The reason why I am asking this is that I noticed that @RequestMapping worked on private methods as well. Why is this so?

Is it because spring access these methods through reflections so access modifiers aren't really considered? Is this a bug or a feature that has uses?

Now the real reason (if one exists) is hard to say without getting into the heads of the Spring developers, and because this was implemented quite a while ago.

I would guess that this was an oversight, as there's not a significant advantage in using private methods as targets for request mapping. Sure, you can't call them from your other code anymore, but if you're calling controller methods from your code, you deserve all the problems you get.

This link describes an interesting situation where the request mapping works for a package private method, but since AOP only works for public methods the result is confusion and destruction. There's also 4 (four!) places given where a fix could be applied to prevent non-public methods from being targets of @RequestMapping .

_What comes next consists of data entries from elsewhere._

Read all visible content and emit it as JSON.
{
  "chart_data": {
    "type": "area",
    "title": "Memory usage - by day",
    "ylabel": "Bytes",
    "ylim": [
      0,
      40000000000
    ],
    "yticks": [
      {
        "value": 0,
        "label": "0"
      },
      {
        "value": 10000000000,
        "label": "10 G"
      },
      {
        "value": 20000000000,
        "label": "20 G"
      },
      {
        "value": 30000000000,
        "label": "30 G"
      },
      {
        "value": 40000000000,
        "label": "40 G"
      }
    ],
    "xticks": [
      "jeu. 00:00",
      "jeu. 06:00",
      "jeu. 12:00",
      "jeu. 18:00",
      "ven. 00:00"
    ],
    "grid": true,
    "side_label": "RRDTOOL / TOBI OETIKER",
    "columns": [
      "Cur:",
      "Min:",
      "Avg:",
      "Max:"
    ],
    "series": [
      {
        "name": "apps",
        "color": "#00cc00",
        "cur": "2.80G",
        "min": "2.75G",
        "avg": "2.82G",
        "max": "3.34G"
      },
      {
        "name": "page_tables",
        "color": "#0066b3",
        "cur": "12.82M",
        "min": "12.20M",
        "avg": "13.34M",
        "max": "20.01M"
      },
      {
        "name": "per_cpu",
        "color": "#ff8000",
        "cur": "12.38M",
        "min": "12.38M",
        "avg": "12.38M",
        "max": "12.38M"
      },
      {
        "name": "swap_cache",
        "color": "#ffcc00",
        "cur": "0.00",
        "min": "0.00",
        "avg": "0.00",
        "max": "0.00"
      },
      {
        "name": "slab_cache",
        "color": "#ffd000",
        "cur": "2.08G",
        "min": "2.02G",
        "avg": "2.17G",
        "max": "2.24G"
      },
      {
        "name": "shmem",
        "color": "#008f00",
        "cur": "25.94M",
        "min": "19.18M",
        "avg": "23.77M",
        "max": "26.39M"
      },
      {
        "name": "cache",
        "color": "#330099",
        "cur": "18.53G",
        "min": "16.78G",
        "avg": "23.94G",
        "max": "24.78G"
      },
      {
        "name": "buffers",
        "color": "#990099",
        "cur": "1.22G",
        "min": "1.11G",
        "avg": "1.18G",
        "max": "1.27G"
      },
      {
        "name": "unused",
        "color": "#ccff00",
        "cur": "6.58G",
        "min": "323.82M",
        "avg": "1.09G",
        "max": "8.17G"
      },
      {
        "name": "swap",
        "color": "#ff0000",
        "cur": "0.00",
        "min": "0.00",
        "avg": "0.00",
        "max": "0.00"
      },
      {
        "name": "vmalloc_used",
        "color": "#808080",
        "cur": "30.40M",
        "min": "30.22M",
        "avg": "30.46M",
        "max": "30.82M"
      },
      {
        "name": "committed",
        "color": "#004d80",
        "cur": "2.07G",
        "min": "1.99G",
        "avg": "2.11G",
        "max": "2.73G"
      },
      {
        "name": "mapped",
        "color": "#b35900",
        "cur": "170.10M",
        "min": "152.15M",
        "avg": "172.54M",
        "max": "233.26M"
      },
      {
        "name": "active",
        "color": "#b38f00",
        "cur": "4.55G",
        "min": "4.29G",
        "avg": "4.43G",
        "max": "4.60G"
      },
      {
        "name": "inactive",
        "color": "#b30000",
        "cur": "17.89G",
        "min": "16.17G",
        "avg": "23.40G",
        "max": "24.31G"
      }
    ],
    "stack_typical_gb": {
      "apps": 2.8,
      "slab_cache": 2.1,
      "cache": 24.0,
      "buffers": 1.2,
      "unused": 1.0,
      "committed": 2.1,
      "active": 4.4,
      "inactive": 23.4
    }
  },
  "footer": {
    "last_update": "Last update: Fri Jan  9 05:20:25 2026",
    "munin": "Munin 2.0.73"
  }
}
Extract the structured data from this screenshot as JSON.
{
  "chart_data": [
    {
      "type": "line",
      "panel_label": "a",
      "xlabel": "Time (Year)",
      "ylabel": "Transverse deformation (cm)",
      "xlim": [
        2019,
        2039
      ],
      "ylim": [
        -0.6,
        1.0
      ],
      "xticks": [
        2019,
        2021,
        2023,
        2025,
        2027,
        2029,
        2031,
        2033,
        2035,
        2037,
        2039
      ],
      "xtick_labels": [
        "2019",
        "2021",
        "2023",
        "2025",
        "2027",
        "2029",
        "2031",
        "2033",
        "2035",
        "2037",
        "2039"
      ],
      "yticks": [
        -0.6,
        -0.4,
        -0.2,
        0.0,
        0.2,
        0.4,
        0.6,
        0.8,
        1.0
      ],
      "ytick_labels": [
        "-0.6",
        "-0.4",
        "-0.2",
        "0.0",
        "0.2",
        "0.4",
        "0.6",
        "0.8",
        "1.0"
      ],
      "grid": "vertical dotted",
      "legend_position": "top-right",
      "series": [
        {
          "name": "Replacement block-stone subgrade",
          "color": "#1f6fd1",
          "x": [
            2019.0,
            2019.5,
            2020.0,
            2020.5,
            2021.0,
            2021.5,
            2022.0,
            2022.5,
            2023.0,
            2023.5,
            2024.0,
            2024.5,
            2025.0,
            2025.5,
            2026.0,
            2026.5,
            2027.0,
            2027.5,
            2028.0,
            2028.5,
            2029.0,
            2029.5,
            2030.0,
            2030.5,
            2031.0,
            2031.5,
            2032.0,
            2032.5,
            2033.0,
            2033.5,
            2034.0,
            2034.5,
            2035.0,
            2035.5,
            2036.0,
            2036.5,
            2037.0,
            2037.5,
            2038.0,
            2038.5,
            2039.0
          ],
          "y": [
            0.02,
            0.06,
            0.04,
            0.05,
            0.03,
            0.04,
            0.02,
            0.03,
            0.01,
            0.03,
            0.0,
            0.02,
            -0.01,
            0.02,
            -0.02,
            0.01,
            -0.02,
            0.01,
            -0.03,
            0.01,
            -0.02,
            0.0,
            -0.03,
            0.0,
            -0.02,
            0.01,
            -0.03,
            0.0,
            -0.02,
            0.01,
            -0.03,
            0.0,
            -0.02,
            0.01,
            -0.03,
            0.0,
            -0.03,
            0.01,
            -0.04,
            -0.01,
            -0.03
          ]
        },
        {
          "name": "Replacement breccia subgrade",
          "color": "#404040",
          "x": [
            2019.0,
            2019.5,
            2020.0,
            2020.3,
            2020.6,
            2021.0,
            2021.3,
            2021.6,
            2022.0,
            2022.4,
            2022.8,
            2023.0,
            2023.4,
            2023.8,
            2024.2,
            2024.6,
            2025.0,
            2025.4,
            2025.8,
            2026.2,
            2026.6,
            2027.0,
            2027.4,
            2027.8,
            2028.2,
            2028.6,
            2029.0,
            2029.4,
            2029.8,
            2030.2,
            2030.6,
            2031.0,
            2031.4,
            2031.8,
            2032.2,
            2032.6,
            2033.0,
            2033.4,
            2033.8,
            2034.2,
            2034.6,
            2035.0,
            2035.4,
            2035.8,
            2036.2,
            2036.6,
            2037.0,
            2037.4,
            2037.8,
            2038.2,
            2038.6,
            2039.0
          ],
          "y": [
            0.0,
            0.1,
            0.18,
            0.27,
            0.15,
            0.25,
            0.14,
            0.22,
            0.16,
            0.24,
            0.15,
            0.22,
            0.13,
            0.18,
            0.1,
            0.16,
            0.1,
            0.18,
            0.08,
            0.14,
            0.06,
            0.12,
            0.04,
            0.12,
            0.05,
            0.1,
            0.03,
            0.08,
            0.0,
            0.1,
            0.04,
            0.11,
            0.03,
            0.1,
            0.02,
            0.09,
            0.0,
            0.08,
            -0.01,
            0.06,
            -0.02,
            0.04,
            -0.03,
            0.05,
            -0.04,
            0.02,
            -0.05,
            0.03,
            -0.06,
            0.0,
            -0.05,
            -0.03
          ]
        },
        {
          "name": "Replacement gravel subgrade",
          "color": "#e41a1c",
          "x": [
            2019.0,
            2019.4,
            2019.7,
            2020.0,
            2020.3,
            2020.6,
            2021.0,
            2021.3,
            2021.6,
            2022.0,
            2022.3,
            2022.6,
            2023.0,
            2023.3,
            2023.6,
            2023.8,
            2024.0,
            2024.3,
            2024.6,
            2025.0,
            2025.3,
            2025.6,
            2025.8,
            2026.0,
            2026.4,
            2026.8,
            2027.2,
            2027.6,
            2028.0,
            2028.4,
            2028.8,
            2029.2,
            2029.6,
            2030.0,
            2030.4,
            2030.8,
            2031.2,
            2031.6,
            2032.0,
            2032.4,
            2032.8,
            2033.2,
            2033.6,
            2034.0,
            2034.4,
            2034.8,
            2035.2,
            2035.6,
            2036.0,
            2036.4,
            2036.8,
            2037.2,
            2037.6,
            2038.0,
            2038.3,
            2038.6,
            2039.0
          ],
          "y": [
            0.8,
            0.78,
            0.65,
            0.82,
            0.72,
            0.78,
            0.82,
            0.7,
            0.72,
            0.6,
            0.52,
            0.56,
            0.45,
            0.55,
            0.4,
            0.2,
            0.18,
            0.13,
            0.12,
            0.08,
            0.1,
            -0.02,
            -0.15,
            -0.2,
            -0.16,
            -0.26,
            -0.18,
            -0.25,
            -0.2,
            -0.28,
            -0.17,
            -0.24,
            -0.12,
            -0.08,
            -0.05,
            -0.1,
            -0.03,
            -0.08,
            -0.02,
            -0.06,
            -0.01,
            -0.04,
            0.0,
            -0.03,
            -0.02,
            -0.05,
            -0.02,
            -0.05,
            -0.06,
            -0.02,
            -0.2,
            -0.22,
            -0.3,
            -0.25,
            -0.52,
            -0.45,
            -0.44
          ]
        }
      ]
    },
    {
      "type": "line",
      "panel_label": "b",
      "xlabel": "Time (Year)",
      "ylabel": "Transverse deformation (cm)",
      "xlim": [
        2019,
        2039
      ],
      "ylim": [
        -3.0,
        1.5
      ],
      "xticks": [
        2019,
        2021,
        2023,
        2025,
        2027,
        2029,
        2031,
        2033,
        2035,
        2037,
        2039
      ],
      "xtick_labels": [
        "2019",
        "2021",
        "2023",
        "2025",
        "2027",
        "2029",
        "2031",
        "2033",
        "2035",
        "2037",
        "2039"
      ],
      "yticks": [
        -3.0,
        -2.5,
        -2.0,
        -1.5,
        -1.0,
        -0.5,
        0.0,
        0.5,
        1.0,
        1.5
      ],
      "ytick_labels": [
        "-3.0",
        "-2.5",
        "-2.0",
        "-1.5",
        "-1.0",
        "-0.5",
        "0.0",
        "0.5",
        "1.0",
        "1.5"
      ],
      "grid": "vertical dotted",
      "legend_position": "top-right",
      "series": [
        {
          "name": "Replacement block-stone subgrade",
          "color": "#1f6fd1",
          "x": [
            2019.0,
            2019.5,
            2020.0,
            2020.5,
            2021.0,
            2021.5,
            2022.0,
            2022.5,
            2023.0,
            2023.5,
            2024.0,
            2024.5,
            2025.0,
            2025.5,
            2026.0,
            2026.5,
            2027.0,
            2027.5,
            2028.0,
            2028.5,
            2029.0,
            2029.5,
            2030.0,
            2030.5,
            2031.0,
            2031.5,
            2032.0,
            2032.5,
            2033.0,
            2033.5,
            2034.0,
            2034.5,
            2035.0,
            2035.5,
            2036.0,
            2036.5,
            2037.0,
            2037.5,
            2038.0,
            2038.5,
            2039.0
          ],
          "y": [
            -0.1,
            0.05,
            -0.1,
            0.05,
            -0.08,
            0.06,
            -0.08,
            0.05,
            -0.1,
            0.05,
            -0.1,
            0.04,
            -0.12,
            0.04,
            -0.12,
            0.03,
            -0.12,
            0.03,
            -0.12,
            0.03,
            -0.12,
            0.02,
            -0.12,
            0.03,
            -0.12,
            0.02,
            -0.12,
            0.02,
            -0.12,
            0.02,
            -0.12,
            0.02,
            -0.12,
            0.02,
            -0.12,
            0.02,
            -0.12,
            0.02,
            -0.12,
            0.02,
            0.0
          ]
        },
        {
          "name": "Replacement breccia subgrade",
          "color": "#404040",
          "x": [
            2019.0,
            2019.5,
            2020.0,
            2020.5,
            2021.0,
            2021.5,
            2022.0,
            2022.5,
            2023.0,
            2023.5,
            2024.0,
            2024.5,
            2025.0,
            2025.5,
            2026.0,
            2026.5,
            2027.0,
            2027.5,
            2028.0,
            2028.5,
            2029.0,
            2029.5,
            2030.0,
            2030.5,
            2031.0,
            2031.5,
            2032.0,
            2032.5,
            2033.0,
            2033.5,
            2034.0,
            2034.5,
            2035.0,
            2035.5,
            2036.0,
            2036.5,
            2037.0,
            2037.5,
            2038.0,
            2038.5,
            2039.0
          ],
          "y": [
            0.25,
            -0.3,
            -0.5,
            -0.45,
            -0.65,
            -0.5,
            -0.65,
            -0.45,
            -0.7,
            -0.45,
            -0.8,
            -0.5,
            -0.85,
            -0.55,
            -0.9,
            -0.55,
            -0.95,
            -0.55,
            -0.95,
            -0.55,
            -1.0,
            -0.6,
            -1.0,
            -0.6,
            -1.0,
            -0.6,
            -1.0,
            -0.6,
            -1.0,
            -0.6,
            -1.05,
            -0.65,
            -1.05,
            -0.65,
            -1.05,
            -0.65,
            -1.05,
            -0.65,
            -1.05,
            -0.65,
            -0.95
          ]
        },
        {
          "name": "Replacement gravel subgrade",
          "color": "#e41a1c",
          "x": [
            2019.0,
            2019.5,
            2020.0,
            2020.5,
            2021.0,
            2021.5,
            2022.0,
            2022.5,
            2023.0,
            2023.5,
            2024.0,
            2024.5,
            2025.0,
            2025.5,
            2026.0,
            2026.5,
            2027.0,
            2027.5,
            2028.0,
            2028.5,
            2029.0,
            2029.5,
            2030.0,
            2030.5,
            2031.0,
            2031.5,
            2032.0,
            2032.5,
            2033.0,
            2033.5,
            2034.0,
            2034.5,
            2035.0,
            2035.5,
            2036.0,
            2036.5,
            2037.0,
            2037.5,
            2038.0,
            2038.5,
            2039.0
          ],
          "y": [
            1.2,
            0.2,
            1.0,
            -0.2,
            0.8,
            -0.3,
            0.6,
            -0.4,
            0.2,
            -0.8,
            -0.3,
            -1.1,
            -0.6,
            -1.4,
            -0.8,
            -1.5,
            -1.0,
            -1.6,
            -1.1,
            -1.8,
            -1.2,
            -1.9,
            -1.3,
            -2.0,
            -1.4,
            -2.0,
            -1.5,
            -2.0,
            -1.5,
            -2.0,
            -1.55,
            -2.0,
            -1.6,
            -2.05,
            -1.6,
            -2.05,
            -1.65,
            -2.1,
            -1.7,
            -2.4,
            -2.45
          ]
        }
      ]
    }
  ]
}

So I would classify this as a (minor) bug. Now it's up to the programmers to stay on their toes and remember to make those methods public. I'll see if I can find an existing bug ticket for this.

As responded by pivotal in the JIRA ISSUE

This indeed works as designed. We generally don't restrict visibility declarations on reflective methods, leaving that choice up to the developer. That said, for this particular case, I would recommend public declarations or potentially package-visible declarations (without a visibility keyword), with private handler methods actually being more of a niche effect here.